Mechanism involved in CRISPR/Cas9 technique
3.2 Applications of CRISPR in Medicinal Plants
CRISPR/Cas is a precise and efficient genome editing technique that improves the quality, infers pathways, and even upgrades valuable secondary metabolites. This technique is helpful in modulating the phytochemical profile of medicinal plants and even increases the production of plant-derived metabolites suitable for commercial purposes (Li et al. 2017). Genetic or metabolic engineering methods are used to manipulate the production of secondary metabolites obtained from plants because these methods are capable of changing a number of the genes involved in the biosynthetic pathway. Any uncertainty in the biosynthetic pathway is likely due to the alterations observed in the transcription level of the whole system. These alterations may change the plant’s regulatory system which in turn is found to control secondary metabolite productions in medicinal plants. Further, when the rate-limiting enzyme is overexpressed, there is a drastic change in the transcriptional level for the closely related secondary metabolite genes (Rehman Summia et al. 2021). Further, the applications of CRISPR/Cas for the production of secondary metabolites in medicinal plants are summarized (Fig. 3.2 and Table 3.1).
Summary of CRISPR/Cas9 technology in medicinal plants for developing various secondary metabolites
3.2.1 Atropa belladonna
Atropa belladonna L. is one of the most important herbal plants with anisodamine, scopolamine, hyoscyamine, and atropine metabolites.
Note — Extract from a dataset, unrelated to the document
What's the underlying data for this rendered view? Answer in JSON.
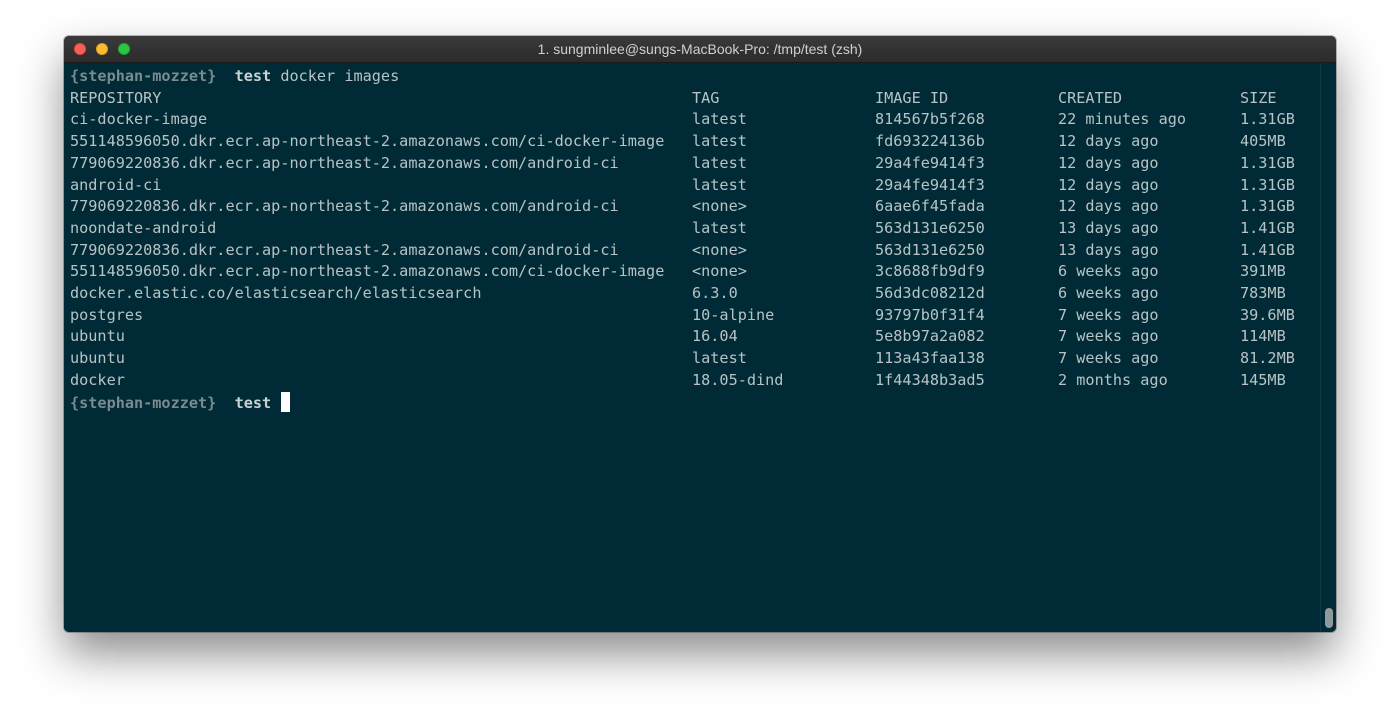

Zeng et al. (2021) developed A. belladonna plants for the first time devoid of anisodamine and scopolamine utilizing the CRISPR/Cas9 technology to disrupt hyoscyamine 6-hydroxylase (AbH6H). It was observed that out of 11 transgenic plants, only 4 plants exhibited mutation and the mutation rate was approximately 63.6%. Thus, hyoscyamine synthesis was considerably increased in the A. belladonna plants, but neither anisodamine nor scopolamine was produced. Hasebe et al. (2021) claimed that the disruption of pyrrolidine ketide synthase (PYKs) reduces the accumulation of tropane alkaloids in A. belladonna using CRISPR/Cas 9 technology.
3.2.2 Cannabis sativa
Cannabis sativa is an annual and dioecious crop. Since it is enriched with phytocannabinoids, the demand for this plant is substantially increasing. Zhang et al. (2021) edited the phytoene desaturase (CsPDS1), a well-linked marker gene, in C. sativus using the CRISPR/Cas9 technology. Further, they developed four transgenic plants with albino phenotype by using Agrobacterium-mediated transformation system.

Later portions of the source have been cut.